Dinding kayunya yang bercat putih memberi efek pencahayaan yang
cukup, mengimbangi luasnya cabang pohon asam yang menutupi hampir
tiga per empat cahaya matahari yang masuk.
Lonceng yang
memiliki ukuran diameter kira-kira sepanjang 2 meter tersebut
terletak di atas menara di ujung lorong, yang memiliki atap di
atasnya agar lonceng tersebut terhindar dari terik matahari. Jika
saja sang pembangun sekolah ini tahu bahwa pohon asam kecil dua puluh
tahun lalu itu bisa sebesar sekarang, mungkin dia akan merasa percuma
membangun atapdi atas lonceng. Menara lonceng tersebut terletak di
ujung lorong berbelok, yang membentuk huruf ‘U’ bersiku jika
dilihat dari atas. Jika ditanya alasannya, untuk mengelilingi sebuah
lapangan kecil berumputlah mengapa lorong tersebut dibuat berbelok
dua kali dan membagi lorong tersebut menjadi tiga lorong bersambung.
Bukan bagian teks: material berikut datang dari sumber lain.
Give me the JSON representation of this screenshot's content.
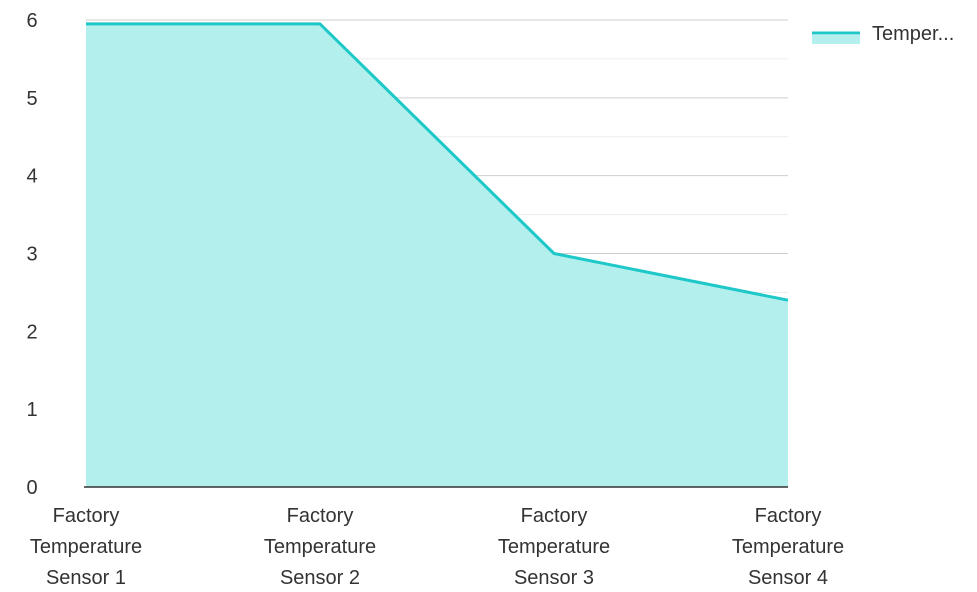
{
  "chart_data": {
    "type": "area",
    "categories": [
      [
        "Factory",
        "Temperature",
        "Sensor 1"
      ],
      [
        "Factory",
        "Temperature",
        "Sensor 2"
      ],
      [
        "Factory",
        "Temperature",
        "Sensor 3"
      ],
      [
        "Factory",
        "Temperature",
        "Sensor 4"
      ]
    ],
    "series": [
      {
        "name": "Temper...",
        "values": [
          5.95,
          5.95,
          3.0,
          2.4
        ]
      }
    ],
    "ylim": [
      0,
      6
    ],
    "yticks": [
      "0",
      "1",
      "2",
      "3",
      "4",
      "5",
      "6"
    ],
    "grid": true,
    "legend_position": "top-right",
    "colors": {
      "line": "#1ec8c8",
      "fill": "#b2efed",
      "grid": "#d6d6d6",
      "axis": "#333333"
    }
  }
}
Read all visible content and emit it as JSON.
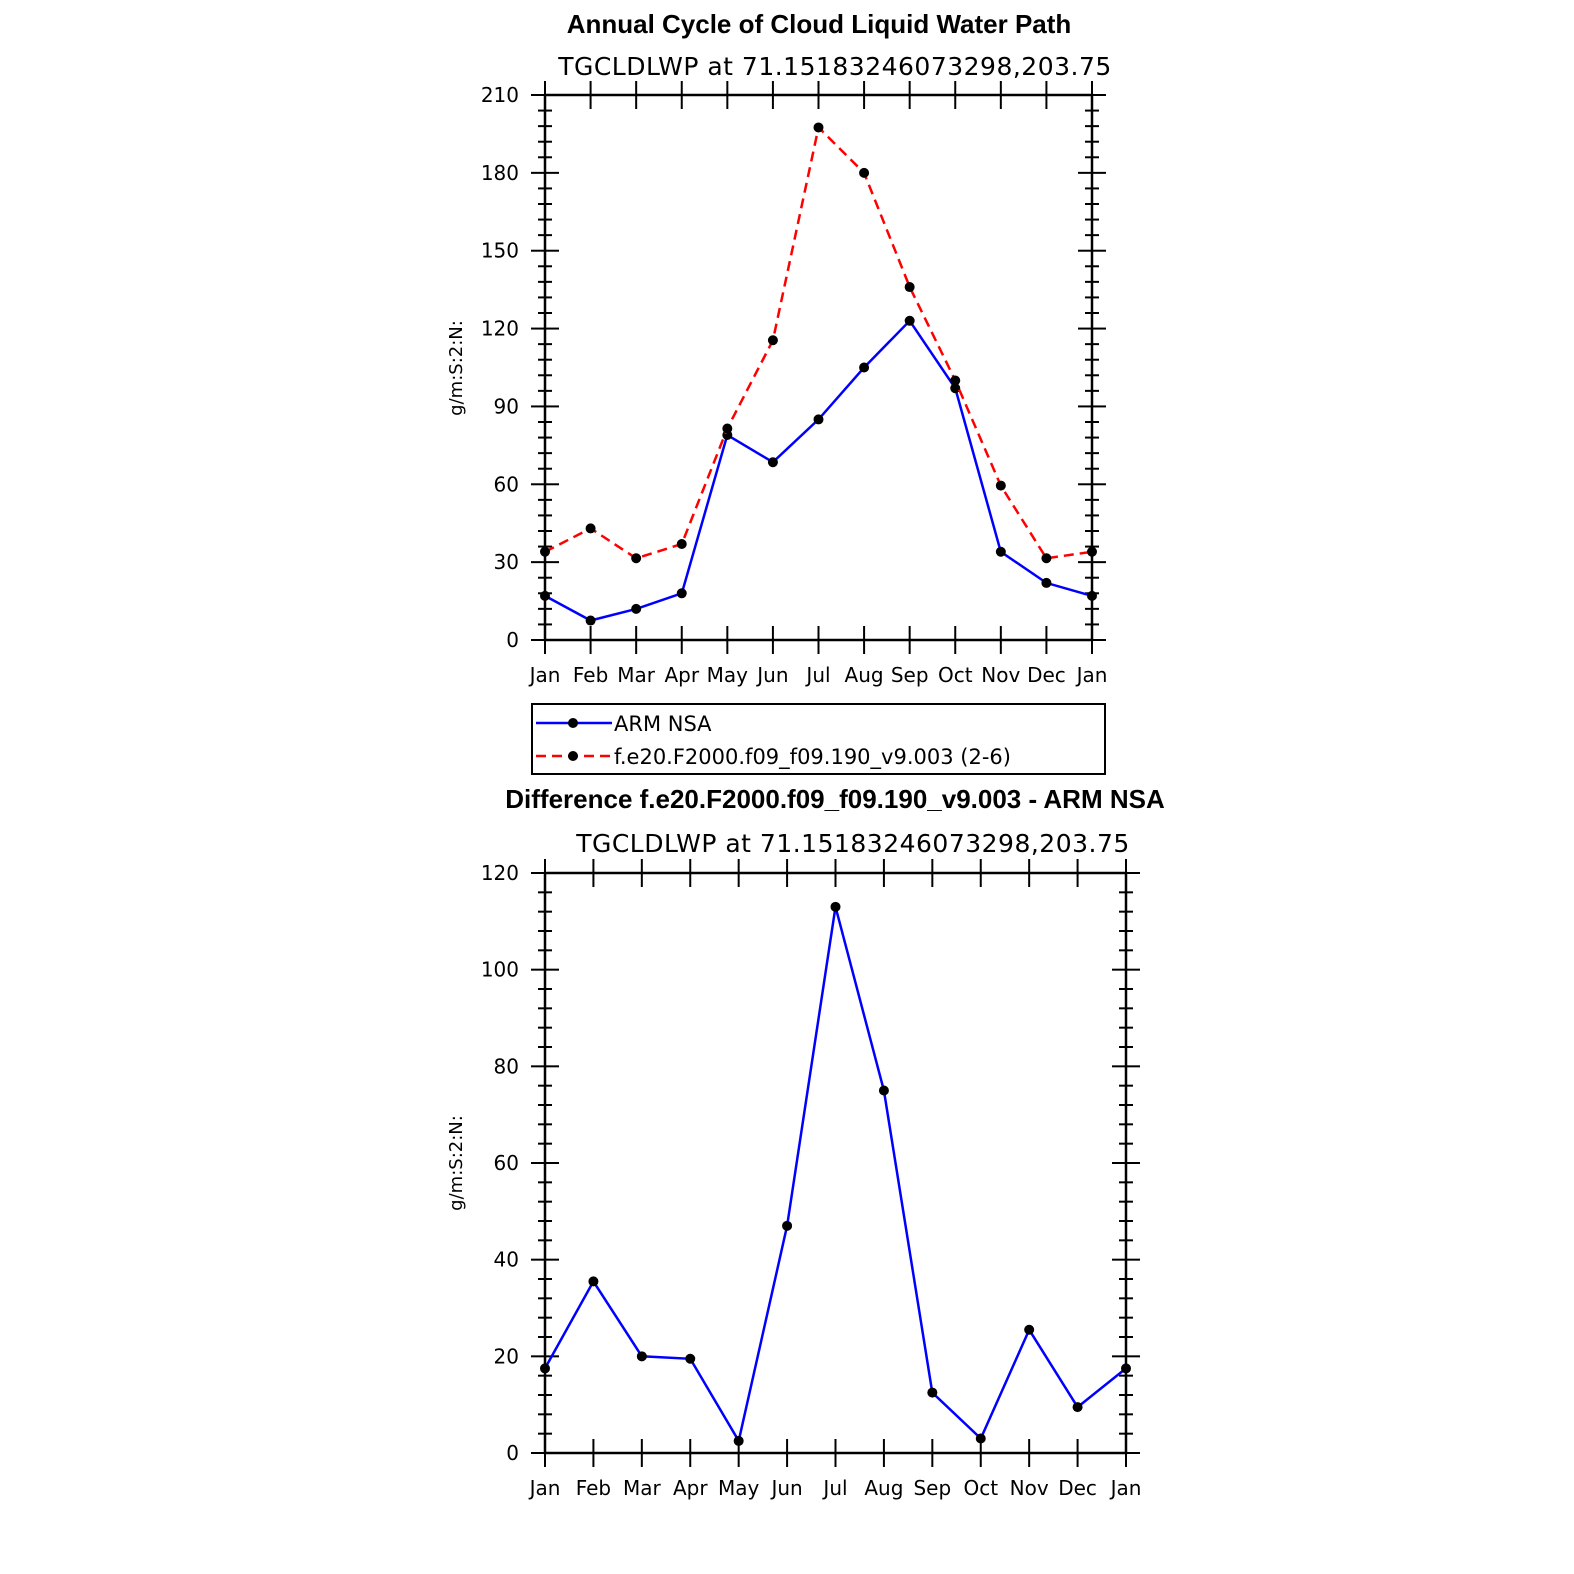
{
  "chart_data": [
    {
      "type": "line",
      "title": "Annual Cycle of Cloud Liquid Water Path",
      "subtitle": "TGCLDLWP at 71.15183246073298,203.75",
      "ylabel": "g/m:S:2:N:",
      "xlabel": "",
      "ylim": [
        0,
        210
      ],
      "yticks": [
        0,
        30,
        60,
        90,
        120,
        150,
        180,
        210
      ],
      "categories": [
        "Jan",
        "Feb",
        "Mar",
        "Apr",
        "May",
        "Jun",
        "Jul",
        "Aug",
        "Sep",
        "Oct",
        "Nov",
        "Dec",
        "Jan"
      ],
      "series": [
        {
          "name": "ARM NSA",
          "color": "#0000ff",
          "dash": "solid",
          "values": [
            17,
            7.5,
            12,
            18,
            79,
            68.5,
            85,
            105,
            123,
            97,
            34,
            22,
            17
          ]
        },
        {
          "name": "f.e20.F2000.f09_f09.190_v9.003 (2-6)",
          "color": "#ff0000",
          "dash": "dashed",
          "values": [
            34,
            43,
            31.5,
            37,
            81.5,
            115.5,
            197.5,
            180,
            136,
            100,
            59.5,
            31.5,
            34
          ]
        }
      ],
      "legend": {
        "position": "below"
      }
    },
    {
      "type": "line",
      "title": "Difference f.e20.F2000.f09_f09.190_v9.003 - ARM NSA",
      "subtitle": "TGCLDLWP at 71.15183246073298,203.75",
      "ylabel": "g/m:S:2:N:",
      "xlabel": "",
      "ylim": [
        0,
        120
      ],
      "yticks": [
        0,
        20,
        40,
        60,
        80,
        100,
        120
      ],
      "categories": [
        "Jan",
        "Feb",
        "Mar",
        "Apr",
        "May",
        "Jun",
        "Jul",
        "Aug",
        "Sep",
        "Oct",
        "Nov",
        "Dec",
        "Jan"
      ],
      "series": [
        {
          "name": "Difference",
          "color": "#0000ff",
          "dash": "solid",
          "values": [
            17.5,
            35.5,
            20,
            19.5,
            2.5,
            47,
            113,
            75,
            12.5,
            3,
            25.5,
            9.5,
            17.5
          ]
        }
      ]
    }
  ]
}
Sembilan kelas. Tiga kelas per lorong. Siapapun tak akan menyangka
tiga kelas yang tersisa itu bukanlah digunakan untuk pengajaran untuk
pendidikan anak SD, melainkan sekolah pengajaran khusus untuk
anak-anak yatim piatu yang berkemampuan khusus.
“Ayo, Nona
See!” kata seorang pria tua paruh baya dengan pakaian jas lengkap.
Dia berusaha keras berteriak sambil mendongak ke atas menara lonceng
agar suaranya terdengar. “Turunlah! Kita segera mau berangkat!”
“11 menit 11
detik lagi, kan?” katanya yakin. Rambut pirangnya terlihat agak
kecoklatan tertimpa bayangan dari cabang dan daun pohon asam. “Aku
masih mau menunggunya di sini sebentar lagi..”
Pria paruh baya
itu melihat jam tangannya yang berwarna keemasan sekali lagi. Pukul
07:18. Lebih beberapa detik. Seperti biasa, selalu tepat.
“Baiklah! Saya cuma ingin memastikan!..”
Gadis itu tak
menjawab. Dia tak peduli, seolah-olah segala yang terjadi telah
diketahuinya lebih dulu. Bersandar pada kedua lengannya, matanya
memandang lurus ke depan melihat pepohonan di bukit-bukit jauh di
seberang. Juga tampak sejuk seperti tempatnya sekarang. Pikirannya
melambung tinggi, tak benar-benar berada di bukit itu. Apa yang
dilakukannya sekarang, ya? Apa dia mampu memecahkannya?
“Hihi..
mungkin dia akan kesulitan..” gadis berkulit putih itu tersenyum.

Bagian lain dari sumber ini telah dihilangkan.